本文介绍了如何根据MapReduce2中的vcore和内存创建容器?的处理方法,对大家解决问题具有一定的参考价值,需要的朋友们下面随着小编来一起学习吧!

问题描述

我有一个由1个主节点(namenode,secondarynamenode,resourcemanager)和2个从节点(datanode,nodemanager)组成的小群集。

master的site.xml:


  • yarn.scheduler.minimum-allocation-mb :512

  • yarn.scheduler.maximum-allocation-mb :1024

  • code> yarn.scheduler.minimum-allocation-vcores :1

  • yarn.scheduler.maximum-allocation-vcores :2



我在奴隶的yarn-site.xml中设置了:




  • yarn.nodemanager.resource.memory-mb :2048

  • yarn.nodemanager.resource.cpu-vcores :4



然后在master中,我已经在mapred-site.xml中设置了:


  • mapreduce.map.memory.mb :512

  • mapreduce.map.java.opts :-Xmx500m
  • mapreduce.map.cpu.vcores :1

  • mapreduce.reduce.memory.mb :512

  • mapreduce.reduce.java.opts :-Xmx500m

  • mapreduce.reduce.cpu.vcores :1



因此,我的理解是,在运行作业时,mapreduce ApplicationMaster将尝试创建512 Mb和1个vCore在两个从站上,每个从站只有2048 Mb和4个vCore,为每个从站提供4个容器的空间。这正是我的工作上发生的事情,所以目前没有问题。

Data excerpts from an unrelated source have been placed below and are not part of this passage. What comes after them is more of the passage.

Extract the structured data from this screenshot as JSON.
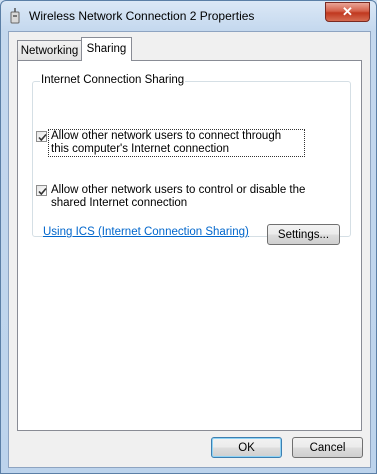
{
  "window": {
    "title": "Wireless Network Connection 2 Properties",
    "close_label": "✕"
  },
  "tabs": [
    {
      "label": "Networking",
      "selected": false
    },
    {
      "label": "Sharing",
      "selected": true
    }
  ],
  "sharing": {
    "group_label": "Internet Connection Sharing",
    "option1": {
      "label": "Allow other network users to connect through this computer's Internet connection",
      "checked": true
    },
    "option2": {
      "label": "Allow other network users to control or disable the shared Internet connection",
      "checked": true
    },
    "help_link": "Using ICS (Internet Connection Sharing)",
    "settings_button": "Settings..."
  },
  "footer": {
    "ok_label": "OK",
    "cancel_label": "Cancel"
  },
  "colors": {
    "accent": "#0066cc",
    "close_button": "#c0381f"
  }
}
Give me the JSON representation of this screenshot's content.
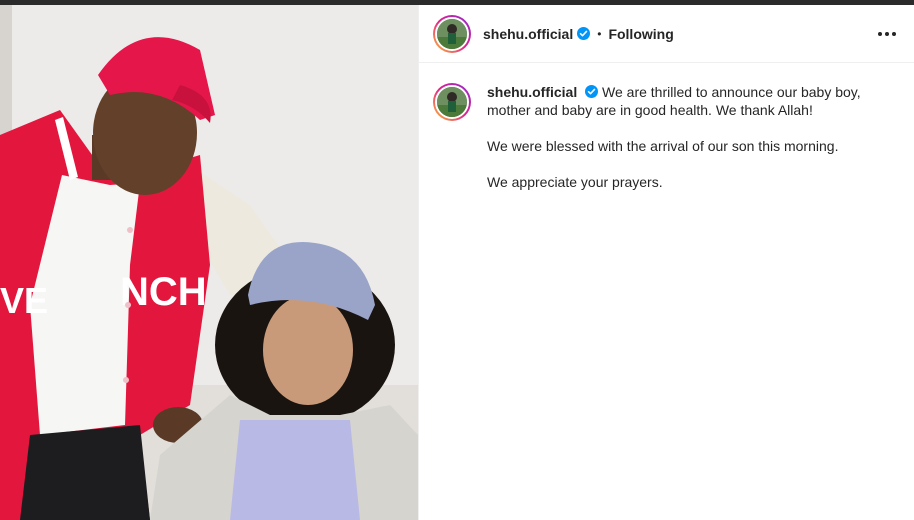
{
  "post": {
    "username": "shehu.official",
    "verified_icon": "verified-badge-icon",
    "separator": "•",
    "follow_status": "Following",
    "more_icon": "more-options-icon"
  },
  "caption": {
    "username": "shehu.official",
    "line1": "We are thrilled to announce our baby boy, mother and baby are in good health. We thank Allah!",
    "line2": "We were blessed with the arrival of our son this morning.",
    "line3": "We appreciate your prayers."
  },
  "photo": {
    "jacket_text": "NCH",
    "jacket_text_left": "VE"
  },
  "colors": {
    "verified_blue": "#0095f6",
    "jacket_red": "#e3173e",
    "story_ring": "#e3218c"
  }
}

然而,当我增加 mapreduce.map.cpu.vcores 和 mapreduce.reduce.cpu.vcores 从1到2,理论上应该只有足够的vCores可用于为每个从属创建2个容器。但是,不,我仍然有每个奴隶4个容器。

然后我试图增加 mapreduce.map.memory.mb 和 mapreduce.reduce.memory.mb 从512到768.这留下2个容器的空间(2048/768 = 2)。

vPore对于mappers和reducer是否设置为1或2并不重要,每个奴隶总是会产生2个容器,768mb和4个容器512MB。那么vCores是什么? ApplicationMaster似乎并不在意。

另外,将内存设置为768和vCores为2时,我在nodemanager UI上显示此信息一个映射器容器:



768 Mb已变成1024 TotalMemoryNeeded,并且2个vCore将被忽略并显示为1 TotalVCoresNeeded。

因此,要将它是如何工作的问题分解为多个问题:


  1. 是否仅使用了内存(并忽略了vCore)来计算容器的数量?
  2. mapreduce.map.memory.mb 值只是计算容器数量的一个完全抽象的值(这就是为什么它可以四舍五入到2的下一个幂)?或者它代表真正的内存分配?

  3. 为什么我们在 mapreduce.map.java.opts ?为什么不使用 mapreduce.map.memory.mb 中的值来为容器分配内存?

  4. 什么是TotalVCoresNeeded为什么它总是等于1?我尝试在所有节点(主节点和从属节点)中更改 mapreduce.map.cpu.vcores ,但它永远不会更改。

$我将回答这个问题,假定调度程序使用 CapacityScheduler

CapacityScheduler 使用 ResourceCalculator 来计算应用程序所需的资源。有两种类型的资源计算器:


  1. DefaultResourceCalculator :考虑到只有内存用于资源计算(即用于计算容器数)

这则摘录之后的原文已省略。